Sweet woodruff (Galium odoratum) also arrives early, though not so early that a decent-sized sprig can be harvested for the traditional May Bowl (spiced wine or punch served on May Day). I’ve heard that in damp areas, woodruff can become a rampant weed, but in the dry, deep shade under my numerous pine and spruce trees, it is the perfect groundcover. Every year it spreads a little more, adding beautiful foliage and subtle flowers to what would otherwise be a barren area. When dried, the leaves smell of vanilla and are a lovely addition to sachets and potpourri.

Lamb’s-ears (Stachys byzantina) also are coming to life. Clearing away the dense and sometimes matted foliage that’s accumulated since last autumn reveals new gray-green leaves. I first was attracted to lamb’s-ears by their velvety foliage, but they also produce spikes of pink flowers, which are irresistible to bees. My only concern is that the rapidly expanding lamb’s-ears patch might crowd out nearby plants.

One of my favorite spring herbs is the common violet (Viola odorata). I can’t resist the small purple flowers and their sweet, though elusive, scent. Violet flowers can be added to salads for color, or better yet, they can be candied and used to decorate cookies, cakes and muffins. Chocolate cupcakes never look more elegant than when festooned with a candied violet or two. As invasive as they can be, I’d definitely add violets to my flower beds — if they weren’t already well established in my lawn.

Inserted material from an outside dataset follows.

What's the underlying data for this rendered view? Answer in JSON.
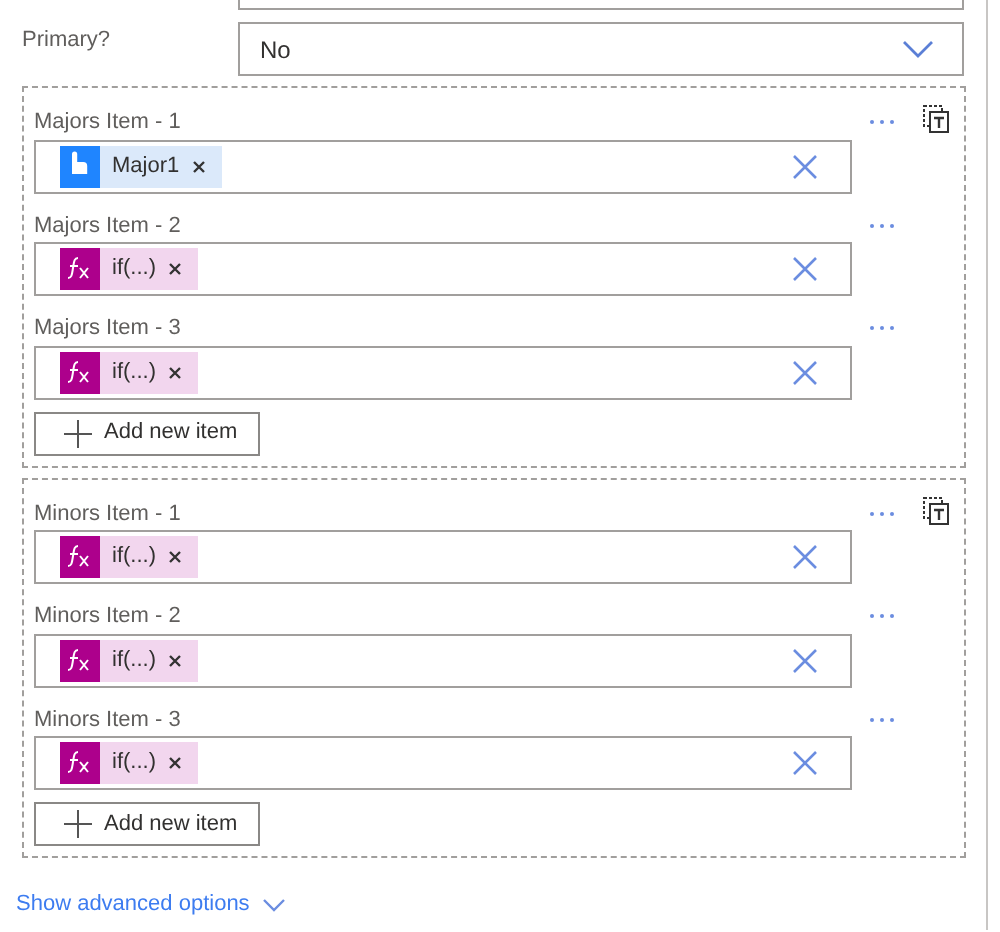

Would spring really be spring without the cheery yellow flowers of dandelion (Taraxacum officinale)? As strange as it may seem to some, I would have to say that dandelions are my favorite early spring herb. The flowers please my heart when I see them — and my palate when they’re turned into syrup. Making the syrup has now become a yearly ritual; I enjoy it on ice cream, pancakes and even cereal. (Please see Page 24 for recipes and more information about the under-appreciated dandelion.) Dandelion leaves are one of the earliest greens of the season, and are tasty added raw to salads, or steamed and served drizzled with a little lemon juice and olive oil.

Dandelions symbolize hope for me, and hope is what we have here: The sun is shining, the earth is warming, the world is growing green again, and a full season of garden discoveries wait just outside my door.